I've acquired a first-gen Phillips DCC machine - the DCC600. It has some minor problems, which I would like to resolve and maybe tweak it a little - so a service manual would be of great help...

Unfortunately, it seems that the technical and service documentation on this unit (and other DCC decks) is quite scarce. :(

A service manual for this or any Philips DCC machines would be a great help in my endeavors, and much appreciated. :angel:

Maybe a datasheet for some of the used, now discontinued ICs, like M51581FP DIR even?

Thx in advance,

Cheers!

P.S. Almost forgot, my inbox is at scorpioddmf (add the special sign here) hotmail dot com ;)
 
I got my old Philips DCC 91 cassette deck out recently to see if it still worked. All seemed well when I connected it up, and to my surprise the first DCC I put in the machine played perfectly and the sound was really superb. But then I started to try some of my other DCC tapes (I have many) and found to my dissappointment that a lot of them, mostly DCC90 tapes of various makes would not play in the machine. Cleaning the tape heads brought no improvement, but curiously, the tape that I had put in the machine first of all continued to play perfectly with complete reliabilty. I investigated further some of the tapes that wouldn't play and noticed that as the tape was passing through the machine I could hear a slight high pitched whine coming from the area of the head assembly inside the machine. I examined the DCC tapes closely and found a brown deposit on the pressure pad situated behind the tape inside the head aperture of the cassette. All the other DCCs that wouldn't play had the same brown deposit on this pressure pad inside the cassette. I concluded that the problem was tape jitter disrupting the data stream coming off the tapes.

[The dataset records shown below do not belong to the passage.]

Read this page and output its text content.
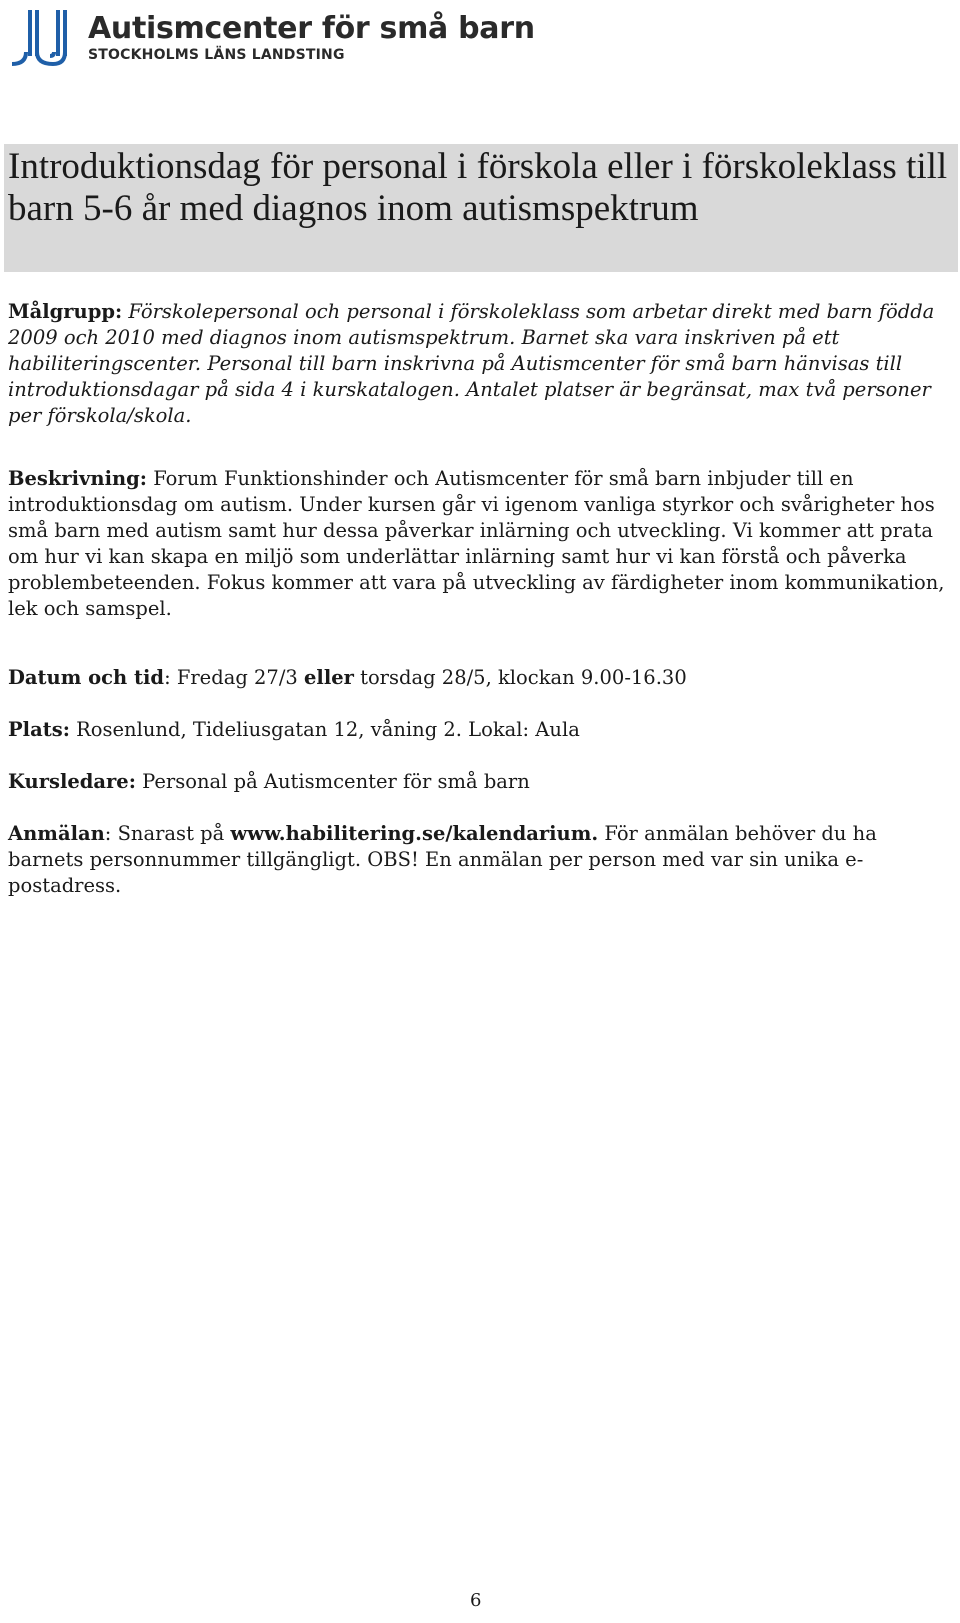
Autismcenter för små barn
STOCKHOLMS LÄNS LANDSTING
Introduktionsdag för personal i förskola eller i förskoleklass till barn 5-6 år med diagnos inom autismspektrum

Målgrupp: Förskolepersonal och personal i förskoleklass som arbetar direkt med barn födda 2009 och 2010 med diagnos inom autismspektrum. Barnet ska vara inskriven på ett habiliteringscenter. Personal till barn inskrivna på Autismcenter för små barn hänvisas till introduktionsdagar på sida 4 i kurskatalogen. Antalet platser är begränsat, max två personer per förskola/skola.

Beskrivning: Forum Funktionshinder och Autismcenter för små barn inbjuder till en introduktionsdag om autism. Under kursen går vi igenom vanliga styrkor och svårigheter hos små barn med autism samt hur dessa påverkar inlärning och utveckling. Vi kommer att prata om hur vi kan skapa en miljö som underlättar inlärning samt hur vi kan förstå och påverka problembeteenden. Fokus kommer att vara på utveckling av färdigheter inom kommunikation, lek och samspel.

Datum och tid: Fredag 27/3 eller torsdag 28/5, klockan 9.00-16.30

Plats: Rosenlund, Tideliusgatan 12, våning 2. Lokal: Aula

Kursledare: Personal på Autismcenter för små barn

Anmälan: Snarast på www.habilitering.se/kalendarium. För anmälan behöver du ha barnets personnummer tillgängligt. OBS! En anmälan per person med var sin unika e-postadress.

6
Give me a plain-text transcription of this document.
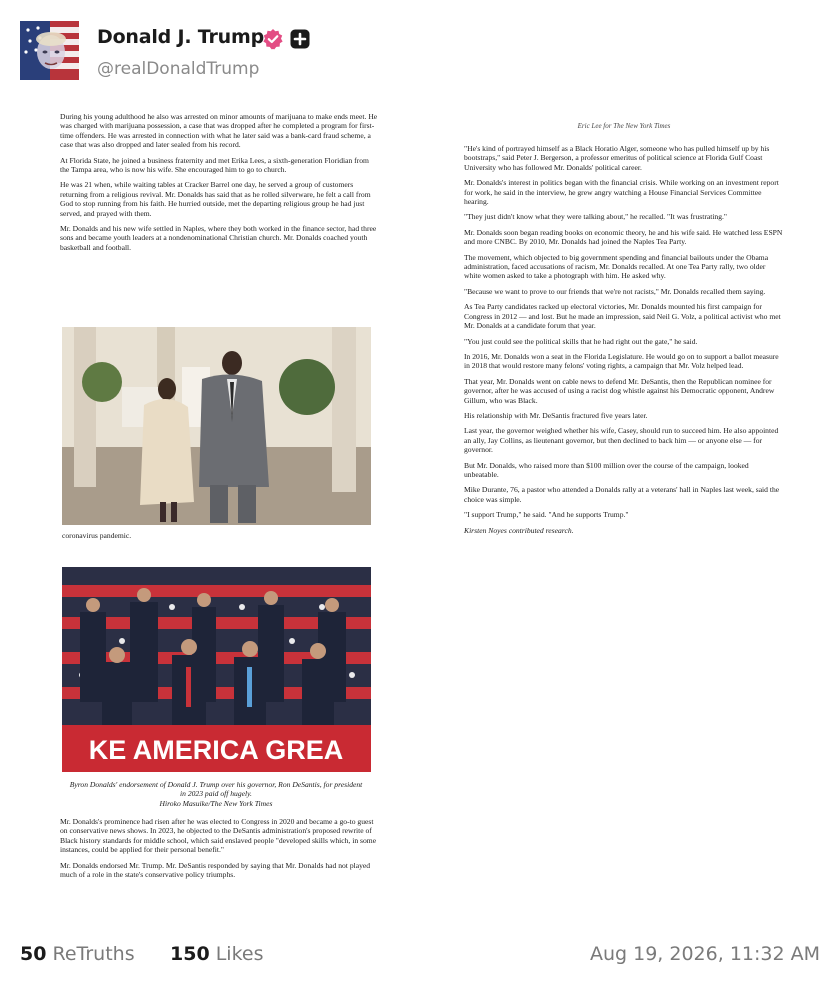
Donald J. Trump
@realDonaldTrump

During his young adulthood he also was arrested on minor amounts of marijuana to make ends meet. He was charged with marijuana possession, a case that was dropped after he completed a program for first-time offenders. He was arrested in connection with what he later said was a bank-card fraud scheme, a case that was also dropped and later sealed from his record.

At Florida State, he joined a business fraternity and met Erika Lees, a sixth-generation Floridian from the Tampa area, who is now his wife. She encouraged him to go to church.

He was 21 when, while waiting tables at Cracker Barrel one day, he served a group of customers returning from a religious revival. Mr. Donalds has said that as he rolled silverware, he felt a call from God to stop running from his faith. He hurried outside, met the departing religious group he had just served, and prayed with them.

Mr. Donalds and his new wife settled in Naples, where they both worked in the finance sector, had three sons and became youth leaders at a nondenominational Christian church. Mr. Donalds coached youth basketball and football.

coronavirus pandemic.
KE AMERICA GREA
Byron Donalds' endorsement of Donald J. Trump over his governor, Ron DeSantis, for president in 2023 paid off hugely.
Hiroko Masuike/The New York Times

Mr. Donalds's prominence had risen after he was elected to Congress in 2020 and became a go-to guest on conservative news shows. In 2023, he objected to the DeSantis administration's proposed rewrite of Black history standards for middle school, which said enslaved people "developed skills which, in some instances, could be applied for their personal benefit."

Mr. Donalds endorsed Mr. Trump. Mr. DeSantis responded by saying that Mr. Donalds had not played much of a role in the state's conservative policy triumphs.

Eric Lee for The New York Times

"He's kind of portrayed himself as a Black Horatio Alger, someone who has pulled himself up by his bootstraps," said Peter J. Bergerson, a professor emeritus of political science at Florida Gulf Coast University who has followed Mr. Donalds' political career.

Mr. Donalds's interest in politics began with the financial crisis. While working on an investment report for work, he said in the interview, he grew angry watching a House Financial Services Committee hearing.

"They just didn't know what they were talking about," he recalled. "It was frustrating."

Mr. Donalds soon began reading books on economic theory, he and his wife said. He watched less ESPN and more CNBC. By 2010, Mr. Donalds had joined the Naples Tea Party.

The movement, which objected to big government spending and financial bailouts under the Obama administration, faced accusations of racism, Mr. Donalds recalled. At one Tea Party rally, two older white women asked to take a photograph with him. He asked why.

"Because we want to prove to our friends that we're not racists," Mr. Donalds recalled them saying.

As Tea Party candidates racked up electoral victories, Mr. Donalds mounted his first campaign for Congress in 2012 — and lost. But he made an impression, said Neil G. Volz, a political activist who met Mr. Donalds at a candidate forum that year.

"You just could see the political skills that he had right out the gate," he said.

In 2016, Mr. Donalds won a seat in the Florida Legislature. He would go on to support a ballot measure in 2018 that would restore many felons' voting rights, a campaign that Mr. Volz helped lead.

That year, Mr. Donalds went on cable news to defend Mr. DeSantis, then the Republican nominee for governor, after he was accused of using a racist dog whistle against his Democratic opponent, Andrew Gillum, who was Black.

His relationship with Mr. DeSantis fractured five years later.

Last year, the governor weighed whether his wife, Casey, should run to succeed him. He also appointed an ally, Jay Collins, as lieutenant governor, but then declined to back him — or anyone else — for governor.

But Mr. Donalds, who raised more than $100 million over the course of the campaign, looked unbeatable.

Mike Durante, 76, a pastor who attended a Donalds rally at a veterans' hall in Naples last week, said the choice was simple.

"I support Trump," he said. "And he supports Trump."

Kirsten Noyes contributed research.

50 ReTruths 150 Likes	Aug 19, 2026, 11:32 AM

I used a cotton bud dipped in some surgical spirit and carefully cleaned the pressure pads of the "bad DCCs" and after making sure that the pads had dried thoroughly (a hairdrier was useful here) I found that it did the trick and all of the tapes now played perfectly. This tip might be useful to anyone who still uses these machines.
 
Sorry for resurrecting this old thread, but I wanted to post something I discovered, seems quite relevant to the last post. I own a dcc-900 which had trouble with some analog tapes: after playing back a while, the unit started "losing" high frequencies and when trying to play back a dcc tape, it would not read at all (service mode showed all FFFFs) and required head cleaning. After reading this post, I noticed the pressure pad was quite brown on the tapes with that problem, and decided to clean it with alcohol and let it dry. After that the tapes started to play perfectly till the end without "contaminating" the digital heads. I don't know why it worked but it's worth a try in case of such a problem. (Maybe the "dust" in the pressure pad, with the vibrations caused by tape movement was somehow contaminating the heads? - I also remembered some relevant article I had read some 20 years ago about a head clogging problem that had lead Philips engineers to redesign the pressure pad on digital tapes to avoid it).